Parenteral vaccines have successfully reduced severe outcomes of COVID-19, but fail to induce sterilizing immunity (55, 156). Systemic vaccines are unable to establish long-lasting tissue-resident immune cells in the respiratory mucosa (157–162), suggesting that local immunization strategies may be more successful in fostering mucosal immunity.

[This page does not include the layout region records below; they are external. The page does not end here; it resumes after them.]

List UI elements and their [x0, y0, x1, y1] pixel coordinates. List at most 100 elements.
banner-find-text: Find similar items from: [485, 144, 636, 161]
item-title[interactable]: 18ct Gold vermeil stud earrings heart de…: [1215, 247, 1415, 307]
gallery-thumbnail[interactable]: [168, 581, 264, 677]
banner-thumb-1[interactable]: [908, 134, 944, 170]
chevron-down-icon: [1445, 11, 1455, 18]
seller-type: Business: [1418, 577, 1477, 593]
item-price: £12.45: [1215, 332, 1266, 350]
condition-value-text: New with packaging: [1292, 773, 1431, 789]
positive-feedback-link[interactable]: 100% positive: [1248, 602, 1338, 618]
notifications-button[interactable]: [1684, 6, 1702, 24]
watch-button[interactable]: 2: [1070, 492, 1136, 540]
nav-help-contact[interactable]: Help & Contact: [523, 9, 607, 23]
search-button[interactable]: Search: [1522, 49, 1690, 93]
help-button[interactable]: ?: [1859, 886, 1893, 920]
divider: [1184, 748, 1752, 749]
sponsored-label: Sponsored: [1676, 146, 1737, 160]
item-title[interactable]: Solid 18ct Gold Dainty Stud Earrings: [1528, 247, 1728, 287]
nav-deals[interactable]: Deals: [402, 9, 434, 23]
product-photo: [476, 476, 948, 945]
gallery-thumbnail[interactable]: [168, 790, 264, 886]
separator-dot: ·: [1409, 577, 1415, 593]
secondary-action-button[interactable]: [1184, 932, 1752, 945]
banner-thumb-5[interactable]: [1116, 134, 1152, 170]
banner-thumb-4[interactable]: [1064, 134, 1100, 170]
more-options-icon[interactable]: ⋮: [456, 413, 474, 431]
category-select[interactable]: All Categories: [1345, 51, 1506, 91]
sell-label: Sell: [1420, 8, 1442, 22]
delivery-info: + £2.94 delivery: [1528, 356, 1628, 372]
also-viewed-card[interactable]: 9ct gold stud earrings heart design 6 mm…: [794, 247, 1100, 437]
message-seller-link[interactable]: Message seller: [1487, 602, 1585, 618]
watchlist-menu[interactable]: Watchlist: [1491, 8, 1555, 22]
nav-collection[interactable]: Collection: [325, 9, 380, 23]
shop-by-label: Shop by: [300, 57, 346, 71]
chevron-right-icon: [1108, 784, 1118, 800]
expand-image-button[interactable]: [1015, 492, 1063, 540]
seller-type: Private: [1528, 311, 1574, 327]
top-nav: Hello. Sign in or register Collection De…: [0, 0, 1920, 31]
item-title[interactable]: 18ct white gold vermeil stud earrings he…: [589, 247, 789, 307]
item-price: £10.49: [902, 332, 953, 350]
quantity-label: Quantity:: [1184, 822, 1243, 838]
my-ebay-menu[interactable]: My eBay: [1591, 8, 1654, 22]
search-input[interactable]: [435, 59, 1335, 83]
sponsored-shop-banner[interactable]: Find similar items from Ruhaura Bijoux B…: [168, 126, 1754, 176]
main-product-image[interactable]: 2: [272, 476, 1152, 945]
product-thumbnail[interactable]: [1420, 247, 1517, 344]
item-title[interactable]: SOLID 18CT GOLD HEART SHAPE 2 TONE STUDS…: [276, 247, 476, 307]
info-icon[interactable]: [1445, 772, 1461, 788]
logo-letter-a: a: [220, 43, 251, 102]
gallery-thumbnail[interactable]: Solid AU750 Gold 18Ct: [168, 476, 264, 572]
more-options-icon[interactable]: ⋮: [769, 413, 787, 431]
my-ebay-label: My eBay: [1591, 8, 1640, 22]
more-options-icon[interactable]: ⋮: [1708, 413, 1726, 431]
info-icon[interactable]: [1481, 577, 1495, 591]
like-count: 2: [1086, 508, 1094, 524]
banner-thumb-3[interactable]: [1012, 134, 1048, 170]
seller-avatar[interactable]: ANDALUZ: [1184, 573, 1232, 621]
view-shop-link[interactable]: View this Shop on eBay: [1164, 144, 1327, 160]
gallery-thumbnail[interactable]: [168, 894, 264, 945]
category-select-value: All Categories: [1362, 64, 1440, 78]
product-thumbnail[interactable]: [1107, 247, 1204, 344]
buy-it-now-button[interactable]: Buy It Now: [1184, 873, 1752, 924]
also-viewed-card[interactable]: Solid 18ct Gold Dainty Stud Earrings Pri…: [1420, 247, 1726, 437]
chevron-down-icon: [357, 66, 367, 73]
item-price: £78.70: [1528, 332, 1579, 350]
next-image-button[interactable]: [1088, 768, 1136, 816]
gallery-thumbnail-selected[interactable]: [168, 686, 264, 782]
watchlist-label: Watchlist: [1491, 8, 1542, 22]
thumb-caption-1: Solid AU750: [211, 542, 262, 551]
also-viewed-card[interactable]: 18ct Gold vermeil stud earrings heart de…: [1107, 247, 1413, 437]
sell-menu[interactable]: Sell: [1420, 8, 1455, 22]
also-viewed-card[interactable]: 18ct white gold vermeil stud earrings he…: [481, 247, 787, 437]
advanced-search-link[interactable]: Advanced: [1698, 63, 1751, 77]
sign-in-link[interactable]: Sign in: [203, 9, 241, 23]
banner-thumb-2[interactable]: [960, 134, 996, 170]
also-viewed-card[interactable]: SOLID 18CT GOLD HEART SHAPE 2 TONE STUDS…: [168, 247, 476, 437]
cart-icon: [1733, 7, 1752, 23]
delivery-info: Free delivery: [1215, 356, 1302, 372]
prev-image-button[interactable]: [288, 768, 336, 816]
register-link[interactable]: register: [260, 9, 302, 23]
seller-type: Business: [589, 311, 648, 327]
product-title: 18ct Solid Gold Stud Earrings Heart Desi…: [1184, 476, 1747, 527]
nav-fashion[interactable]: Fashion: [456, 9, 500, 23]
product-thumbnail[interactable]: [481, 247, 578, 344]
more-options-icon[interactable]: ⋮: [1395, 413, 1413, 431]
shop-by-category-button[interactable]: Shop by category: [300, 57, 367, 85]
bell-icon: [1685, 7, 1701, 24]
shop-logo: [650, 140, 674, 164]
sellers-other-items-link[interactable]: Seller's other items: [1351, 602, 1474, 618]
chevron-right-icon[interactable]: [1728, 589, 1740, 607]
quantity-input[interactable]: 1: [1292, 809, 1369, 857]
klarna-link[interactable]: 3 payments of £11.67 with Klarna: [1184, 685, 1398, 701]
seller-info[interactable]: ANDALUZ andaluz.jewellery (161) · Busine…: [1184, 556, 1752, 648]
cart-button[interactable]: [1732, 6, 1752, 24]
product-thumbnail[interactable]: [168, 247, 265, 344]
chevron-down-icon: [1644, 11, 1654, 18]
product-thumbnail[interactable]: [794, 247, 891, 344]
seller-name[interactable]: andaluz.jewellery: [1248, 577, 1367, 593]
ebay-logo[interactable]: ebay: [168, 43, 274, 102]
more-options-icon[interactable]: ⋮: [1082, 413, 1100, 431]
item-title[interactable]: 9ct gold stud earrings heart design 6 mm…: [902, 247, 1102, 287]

Future perspectives on mucosal vaccines are promising, especially in the context of respiratory infections like COVID-19. Mucosal vaccines, administered through routes such as nasal sprays, aim to stimulate local immune responses at the site of pathogen entry, offering a first line of defense. This approach has the potential to generate robust mucosal immunity, characterized by the production of secretory IgA antibodies and tissue-resident memory T cells, which can rapidly respond to reinfection. Unlike traditional intramuscular vaccines that primarily elicit systemic immunity, mucosal vaccines may provide superior protection against infection and transmission by targeting the respiratory tract directly (163). Additionally, they hold promise for overcoming current vaccine limitations in inducing durable immunity and might be especially beneficial for immunocompromised patients who struggle to mount effective responses to conventional vaccines. Ongoing research is focused on optimizing delivery methods and formulations to enhance the efficacy and safety of mucosal vaccines for widespread use (163). Collectively, mucosal vaccine strategies may provide more robust sterilizing immunity to block SARS-CoV-2 transmission and diminish the capacity for SARS-CoV-2 immune evasion mutants to emerge (164). However, given the ability of intramuscular mRNA vaccination to boost pre-existing mucosal immunity and the high prevalence of SARS-CoV-2 breakthrough infection, mucosal vaccines may exhibit minimal advantage over current mRNA vaccine platforms in the context of a population with high rates of prior SARS-CoV-2 infection (164). More clinical data on mucosal vaccine efficacy is needed, including comparisons to approved mRNA vaccines in previously infected subjects and in those with no prior infection. Besides mucosal vaccine, other strategies are under evaluation aimed at achieving improved immunity, namely Self-Amplifying mRNA, pan SARS-COV vaccines, and combined vaccines (165). Furthermore, next-generation vaccines could involve tweaks to these designs or changes to delivery mechanisms that might improve performance.

As COVID-19 is no longer seen as the all-encompassing emergency it once was, developers and regulators will move more slowly compared with the breakneck pace of the first-generation vaccines. There is no need to rush these through because what it will be crucial is to generate vaccines that will be able to elicit long and durable protection against COVID-19.